People still shout “I am the one who knocks”, people still drive by one of the houses featured in the show to throw pizzas at it (despite series creator Vince Gilligan asking them nicely not to, and despite the current owners erecting a goddamn iron fence), and people still walk around wearing ‘Heisenberg’ and ‘I Am The Danger’ t-shirts, eyes flashing in excitement, hoping to meet another Breaking Baddie out in the wild.

Well, it turns out that Gilligan can’t let go of the show either. He’s spent the last few years overseeing spin-off show Better Call Saul (which, heretical opinion forthcoming, is almost definitely better than Breaking Bad), and he’s currently deep in production on a Breaking Bad spin-off movie.

Well, uh, about that, actually. As Deadline reports, it’s not clear that the still-untitled flick (it might be called Greenbriar, although that’s more likely to be a fake working title) is even going to be a movie; Gilligan apparently hasn’t dismissed the idea of cutting it up into a TV series.

Deadline has another bombshell to drop too: apparently, there’s a strong chance that ‘Greenbriar‘ might debut on Netflix.

Breaking Bad has a long history with the streaming platform — Gilligan has claimed that without Netflix’s help in boosting viewing numbers, the show might have been cancelled way back at the end of season two.

That’d be great for us Aussies. After all, whatever you might want to say about Netflix, it’s a blessing that all of its originals drop at the same time internationally, meaning we don’t have to wait for our thoroughly broken cinematic distribution system to eventually dump a hyped-flick on our screens.

Other details on ‘Greenbriar‘ are scant.

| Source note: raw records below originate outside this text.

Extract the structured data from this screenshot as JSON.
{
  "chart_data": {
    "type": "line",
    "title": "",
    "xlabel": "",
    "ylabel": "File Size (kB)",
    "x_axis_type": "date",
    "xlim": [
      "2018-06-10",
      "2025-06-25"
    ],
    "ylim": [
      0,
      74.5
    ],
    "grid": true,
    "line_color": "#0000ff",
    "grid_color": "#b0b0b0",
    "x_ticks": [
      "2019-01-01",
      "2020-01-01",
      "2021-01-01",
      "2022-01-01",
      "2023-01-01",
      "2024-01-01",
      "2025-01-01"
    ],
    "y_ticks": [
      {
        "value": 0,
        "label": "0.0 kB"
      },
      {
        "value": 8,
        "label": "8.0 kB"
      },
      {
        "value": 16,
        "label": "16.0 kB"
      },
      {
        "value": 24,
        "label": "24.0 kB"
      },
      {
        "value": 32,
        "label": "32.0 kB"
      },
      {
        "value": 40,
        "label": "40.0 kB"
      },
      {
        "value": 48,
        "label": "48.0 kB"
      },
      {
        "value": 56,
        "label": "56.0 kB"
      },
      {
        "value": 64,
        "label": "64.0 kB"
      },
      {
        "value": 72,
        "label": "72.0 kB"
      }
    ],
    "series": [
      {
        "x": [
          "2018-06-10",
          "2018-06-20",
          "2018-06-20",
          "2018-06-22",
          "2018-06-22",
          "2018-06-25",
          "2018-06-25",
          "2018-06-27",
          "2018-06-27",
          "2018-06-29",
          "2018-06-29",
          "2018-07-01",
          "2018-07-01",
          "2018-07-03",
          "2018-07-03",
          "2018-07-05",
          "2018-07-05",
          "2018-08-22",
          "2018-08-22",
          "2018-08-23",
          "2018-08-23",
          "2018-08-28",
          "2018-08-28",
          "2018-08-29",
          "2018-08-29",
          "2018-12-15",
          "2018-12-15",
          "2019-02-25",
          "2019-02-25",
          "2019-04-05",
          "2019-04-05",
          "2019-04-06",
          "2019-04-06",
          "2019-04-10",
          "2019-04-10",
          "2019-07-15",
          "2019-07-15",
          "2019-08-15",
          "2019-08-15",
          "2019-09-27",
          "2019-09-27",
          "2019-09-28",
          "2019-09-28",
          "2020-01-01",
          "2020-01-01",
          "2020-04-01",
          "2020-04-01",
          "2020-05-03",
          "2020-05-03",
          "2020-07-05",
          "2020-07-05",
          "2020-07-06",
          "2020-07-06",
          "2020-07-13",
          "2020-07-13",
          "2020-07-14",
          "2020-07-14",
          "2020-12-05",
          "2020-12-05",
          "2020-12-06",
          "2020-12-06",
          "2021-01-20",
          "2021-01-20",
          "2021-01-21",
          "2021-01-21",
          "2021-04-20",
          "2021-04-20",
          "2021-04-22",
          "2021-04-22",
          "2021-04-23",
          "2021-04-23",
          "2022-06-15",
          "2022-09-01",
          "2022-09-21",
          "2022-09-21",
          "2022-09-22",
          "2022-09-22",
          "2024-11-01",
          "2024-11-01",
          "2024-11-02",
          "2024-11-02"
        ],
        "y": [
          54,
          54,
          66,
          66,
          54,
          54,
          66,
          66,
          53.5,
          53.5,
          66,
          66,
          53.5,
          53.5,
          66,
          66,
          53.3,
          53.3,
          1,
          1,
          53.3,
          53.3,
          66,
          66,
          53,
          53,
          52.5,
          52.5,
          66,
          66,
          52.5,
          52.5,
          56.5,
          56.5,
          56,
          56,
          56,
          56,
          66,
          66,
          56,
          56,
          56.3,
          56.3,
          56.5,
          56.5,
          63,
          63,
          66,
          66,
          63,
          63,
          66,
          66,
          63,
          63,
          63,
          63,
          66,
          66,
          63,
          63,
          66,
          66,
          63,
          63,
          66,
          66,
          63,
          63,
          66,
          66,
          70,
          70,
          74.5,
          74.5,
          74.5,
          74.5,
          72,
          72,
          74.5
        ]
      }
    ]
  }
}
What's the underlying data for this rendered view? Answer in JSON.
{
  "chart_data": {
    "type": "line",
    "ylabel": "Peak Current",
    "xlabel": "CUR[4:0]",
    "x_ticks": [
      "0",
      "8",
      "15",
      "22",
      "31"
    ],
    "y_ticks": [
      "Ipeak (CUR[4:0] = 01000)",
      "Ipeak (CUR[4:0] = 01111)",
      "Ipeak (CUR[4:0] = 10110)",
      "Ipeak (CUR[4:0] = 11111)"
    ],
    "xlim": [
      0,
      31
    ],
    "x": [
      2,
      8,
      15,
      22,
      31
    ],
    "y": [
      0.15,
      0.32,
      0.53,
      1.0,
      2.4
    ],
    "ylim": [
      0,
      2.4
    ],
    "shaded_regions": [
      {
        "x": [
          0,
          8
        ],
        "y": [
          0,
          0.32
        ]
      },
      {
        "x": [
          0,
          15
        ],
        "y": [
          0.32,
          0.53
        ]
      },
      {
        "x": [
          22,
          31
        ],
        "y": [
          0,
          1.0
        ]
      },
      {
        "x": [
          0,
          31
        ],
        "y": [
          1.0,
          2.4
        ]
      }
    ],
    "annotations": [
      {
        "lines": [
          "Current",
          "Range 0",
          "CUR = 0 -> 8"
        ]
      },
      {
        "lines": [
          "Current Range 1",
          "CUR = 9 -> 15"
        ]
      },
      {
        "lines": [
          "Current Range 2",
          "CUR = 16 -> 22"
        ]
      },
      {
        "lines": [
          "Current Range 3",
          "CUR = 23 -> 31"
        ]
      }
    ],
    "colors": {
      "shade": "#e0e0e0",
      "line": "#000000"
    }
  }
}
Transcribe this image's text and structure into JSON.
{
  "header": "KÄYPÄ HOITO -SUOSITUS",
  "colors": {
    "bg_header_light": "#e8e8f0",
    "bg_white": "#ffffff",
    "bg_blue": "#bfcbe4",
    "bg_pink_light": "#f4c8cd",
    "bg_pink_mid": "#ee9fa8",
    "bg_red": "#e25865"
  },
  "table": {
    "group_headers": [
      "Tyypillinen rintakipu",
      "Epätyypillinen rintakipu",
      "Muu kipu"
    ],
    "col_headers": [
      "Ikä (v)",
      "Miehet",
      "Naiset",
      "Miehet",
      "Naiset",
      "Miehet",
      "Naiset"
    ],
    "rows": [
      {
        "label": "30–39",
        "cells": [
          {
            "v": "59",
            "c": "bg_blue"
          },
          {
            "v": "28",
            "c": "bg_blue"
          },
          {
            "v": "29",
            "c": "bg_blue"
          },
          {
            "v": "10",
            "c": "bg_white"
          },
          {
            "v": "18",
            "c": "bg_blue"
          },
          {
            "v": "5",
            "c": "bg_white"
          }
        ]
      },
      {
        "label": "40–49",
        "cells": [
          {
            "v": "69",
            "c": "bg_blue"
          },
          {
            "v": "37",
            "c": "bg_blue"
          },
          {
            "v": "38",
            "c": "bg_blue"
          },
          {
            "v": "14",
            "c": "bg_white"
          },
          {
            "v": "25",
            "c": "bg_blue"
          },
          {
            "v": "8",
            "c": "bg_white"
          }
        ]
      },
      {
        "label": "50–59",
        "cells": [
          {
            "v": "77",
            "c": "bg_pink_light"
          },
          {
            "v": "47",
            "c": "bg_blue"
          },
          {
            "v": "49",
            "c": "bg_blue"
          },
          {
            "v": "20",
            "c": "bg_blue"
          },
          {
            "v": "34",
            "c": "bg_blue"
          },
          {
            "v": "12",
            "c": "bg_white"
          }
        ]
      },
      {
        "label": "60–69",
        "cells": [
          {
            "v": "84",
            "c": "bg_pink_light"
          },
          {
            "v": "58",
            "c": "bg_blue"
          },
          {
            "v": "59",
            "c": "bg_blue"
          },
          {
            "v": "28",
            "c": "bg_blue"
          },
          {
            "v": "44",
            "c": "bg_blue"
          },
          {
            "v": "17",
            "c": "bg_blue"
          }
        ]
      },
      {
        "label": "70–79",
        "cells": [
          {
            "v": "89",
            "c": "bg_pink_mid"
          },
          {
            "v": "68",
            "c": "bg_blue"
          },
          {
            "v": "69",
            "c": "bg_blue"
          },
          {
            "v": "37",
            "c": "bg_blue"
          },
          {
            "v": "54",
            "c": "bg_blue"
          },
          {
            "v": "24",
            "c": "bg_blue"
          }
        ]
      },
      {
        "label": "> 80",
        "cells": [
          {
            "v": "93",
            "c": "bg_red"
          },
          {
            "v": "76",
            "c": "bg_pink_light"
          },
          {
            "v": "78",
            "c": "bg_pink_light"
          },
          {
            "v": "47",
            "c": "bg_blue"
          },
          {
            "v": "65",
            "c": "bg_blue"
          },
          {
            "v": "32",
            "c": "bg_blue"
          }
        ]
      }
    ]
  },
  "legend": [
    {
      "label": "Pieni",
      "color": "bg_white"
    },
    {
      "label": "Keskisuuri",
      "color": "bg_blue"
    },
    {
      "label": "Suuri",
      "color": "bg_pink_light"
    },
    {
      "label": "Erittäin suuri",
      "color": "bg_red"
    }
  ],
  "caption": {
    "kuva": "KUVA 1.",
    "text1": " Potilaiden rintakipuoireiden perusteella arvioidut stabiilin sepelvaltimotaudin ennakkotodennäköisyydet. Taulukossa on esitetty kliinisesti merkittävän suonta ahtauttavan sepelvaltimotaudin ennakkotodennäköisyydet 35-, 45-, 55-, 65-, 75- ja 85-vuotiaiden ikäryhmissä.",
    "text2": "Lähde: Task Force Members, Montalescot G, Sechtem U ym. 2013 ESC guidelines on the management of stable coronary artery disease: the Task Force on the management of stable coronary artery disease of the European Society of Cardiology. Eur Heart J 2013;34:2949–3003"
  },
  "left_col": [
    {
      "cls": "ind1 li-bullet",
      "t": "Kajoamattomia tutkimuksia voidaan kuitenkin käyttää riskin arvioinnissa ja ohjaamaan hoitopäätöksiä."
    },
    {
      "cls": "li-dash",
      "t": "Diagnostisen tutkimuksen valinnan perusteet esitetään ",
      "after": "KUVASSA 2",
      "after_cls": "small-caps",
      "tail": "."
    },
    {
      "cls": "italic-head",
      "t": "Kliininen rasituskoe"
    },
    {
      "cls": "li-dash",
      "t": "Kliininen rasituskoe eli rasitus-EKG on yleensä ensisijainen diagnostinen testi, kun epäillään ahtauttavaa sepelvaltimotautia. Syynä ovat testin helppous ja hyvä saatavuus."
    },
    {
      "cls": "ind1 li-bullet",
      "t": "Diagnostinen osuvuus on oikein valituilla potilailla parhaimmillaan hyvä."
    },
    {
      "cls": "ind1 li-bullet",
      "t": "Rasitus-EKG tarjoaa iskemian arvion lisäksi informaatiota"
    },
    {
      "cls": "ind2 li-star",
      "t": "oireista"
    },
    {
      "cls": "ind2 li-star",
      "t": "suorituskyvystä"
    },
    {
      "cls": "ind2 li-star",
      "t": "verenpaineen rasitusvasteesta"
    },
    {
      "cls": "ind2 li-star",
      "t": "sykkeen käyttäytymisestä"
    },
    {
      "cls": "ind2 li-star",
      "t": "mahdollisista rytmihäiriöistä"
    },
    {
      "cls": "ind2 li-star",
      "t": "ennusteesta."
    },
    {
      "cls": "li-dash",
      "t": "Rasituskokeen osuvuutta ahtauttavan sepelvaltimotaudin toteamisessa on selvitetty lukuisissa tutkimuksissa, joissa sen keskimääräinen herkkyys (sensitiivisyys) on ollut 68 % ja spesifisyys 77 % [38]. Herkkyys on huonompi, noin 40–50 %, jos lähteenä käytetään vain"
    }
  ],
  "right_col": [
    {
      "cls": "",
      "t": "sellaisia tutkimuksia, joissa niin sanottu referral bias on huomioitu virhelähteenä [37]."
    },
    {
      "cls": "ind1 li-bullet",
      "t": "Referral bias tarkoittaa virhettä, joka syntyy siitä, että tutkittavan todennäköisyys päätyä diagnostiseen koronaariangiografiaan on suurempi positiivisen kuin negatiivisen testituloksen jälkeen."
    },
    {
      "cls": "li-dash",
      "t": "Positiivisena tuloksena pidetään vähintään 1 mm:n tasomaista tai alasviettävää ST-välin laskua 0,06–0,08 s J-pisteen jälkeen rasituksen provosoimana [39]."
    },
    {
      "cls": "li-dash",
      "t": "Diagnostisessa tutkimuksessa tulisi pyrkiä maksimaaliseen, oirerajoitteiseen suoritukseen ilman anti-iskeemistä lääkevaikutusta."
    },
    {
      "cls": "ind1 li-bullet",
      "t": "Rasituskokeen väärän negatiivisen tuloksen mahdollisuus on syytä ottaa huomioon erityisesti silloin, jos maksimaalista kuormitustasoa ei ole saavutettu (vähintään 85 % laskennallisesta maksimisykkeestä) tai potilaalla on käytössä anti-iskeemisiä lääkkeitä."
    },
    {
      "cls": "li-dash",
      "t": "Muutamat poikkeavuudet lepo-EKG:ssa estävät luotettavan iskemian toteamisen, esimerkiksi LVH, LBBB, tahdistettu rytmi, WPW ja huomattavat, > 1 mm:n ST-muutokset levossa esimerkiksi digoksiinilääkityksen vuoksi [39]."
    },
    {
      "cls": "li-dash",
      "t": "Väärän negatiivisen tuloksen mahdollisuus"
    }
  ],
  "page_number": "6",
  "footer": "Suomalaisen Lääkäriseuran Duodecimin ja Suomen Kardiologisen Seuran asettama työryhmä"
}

But given back in November, Bryan Cranston announced that he hadn’t seen the film’s script, it’s safe to say that it’ll be a sequel to the main series — that would explain why Cranston hasn’t been let in on the ground floor, his character being (spoilers for Breaking Bad, a show you definitely should have watched by now) y’know, dead.

It’s worth noting that this isn’t the first time a Breaking Bad movie has been a glimmering prospect on our horizons. While the series was still on air, Steven Soderbergh, he of Erin Brockovich and Sex, Lies, And Videotape fame, reckoned that the finale should be one long movie.

There are reports that he offered his directorial services to Gilligan, suggesting he could make it himself, which, given the experiments he’s been doing with iPhones and weird distribution models recently would have been… interesting!